It’s here! It’s here! Spring is here! The sun is shining, the flowers are blooming, and pretty soon I won’t be pale anymore! (Well I’ll still be pale, but less pale) One of my favorite things about spring, is how all the fruits I love oh so much start tasting oh so good again. There’s nothing quite like a bowl of fresh juicy berries after months of cold weather and hot soup.
Naturally, I was eager to start incorporating them into my desserts. If you’ve never heard of a galette before, don’t fear! It’s seriously so easy (easier than pie!) and incredibly delicious. A galette is virtually a formless pie that is baked on a baking sheet. There are lots of different ways to make them. With fresh fruit, with cooked fruit, with lots of crust, with little crust. The way that I like them is with fresh fruit, and a little crust. This dessert ends up being light and refreshing and won’t leave you with a sugar coma.
Berries are good for us for so many reasons. They contain antioxidants, which help get rid of free radicals in our bodies. (Those are the nasty buggers responsible for aging, memory loss, and other health problems.) Berries are a great source of fiber, which we all know is essential to keep things running properly. They are also loaded with natural sugars, which while still should not be consumed in excess, they are a much better option than added cane sugars.
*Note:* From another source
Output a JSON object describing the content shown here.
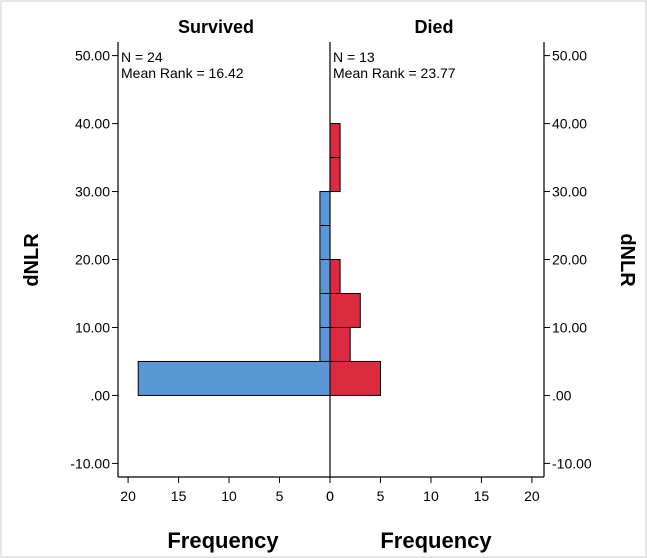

The pie crust I used for these was quick and simple, but you can use your favorite recipe if you have one. (You can also use store bought crust in a time crunch, I won’t tell anyone) This recipe is so versatile, you can pick any fruit you want and jazz it up any way you want! Peaches with a cinnamon crumble, strawberry rhubarb with vanilla bean ice cream, the possibilities are endless. For the purpose of this post I’m just going to tell you how I made these delicious strawberry and blueberry galettes with a lemon glaze, but feel free to try your own out and let me know how it goes!
Ingredients for Crust
2 Cups Butter, cut into small cubes
4 1/2 Cups Flour
2 tsp Salt
1-1 1/4 C Ice Water
Ingredients for Filling
12 oz Blueberries
12 oz Strawberries
1/4 C Sugar
1 T Flour
Combine the butter, flour, and salt in a food processor, and pulse until the dough appears coarse. The butter should still be visible and about the size of peas.
Slowly add the water, 1/4 cup at a time. The dough should come together in large clumps and start to pull away from the edge of the food processor. You do not want the dough to be too wet!
Remove the dough from the food processor and form into a round disc and allow to rest for 5-10 minutes if using right away, or wrap and put in the refrigerator for up to three days.
Wash the blueberries and place them in a large bowl. Wash the strawberries and slice them to your liking and add them to the blueberries.
Mix the sugar with the flour, and toss with the fruit.
On a well floured surface, roll out the pie crust. The rolling pin and top of the dough should also be floured to avoid sticking. It’s important to constantly move the crust as you’re rolling. This will allow you to have a more even crust and prevent it from sticking.
When you’ve finished rolling, cut even circles 6-8 inches in diameter. I used a small plate as a stencil. Re-roll and re-cut the dough until all is used.
For each crust, fold the edges up and pinch the sides to create the crimped edges.
Arrange the fruit in each crust. I put the strawberries in the center and the blueberries around the edge.
Place the galettes in a 350 degree oven for 15-18 minutes, until the crust is lightly browned.
The galettes will keep in a refrigerator for up to four days.
If you wish to top them with a lemon glaze, just mix powdered sugar with lemon juice and you’re all set!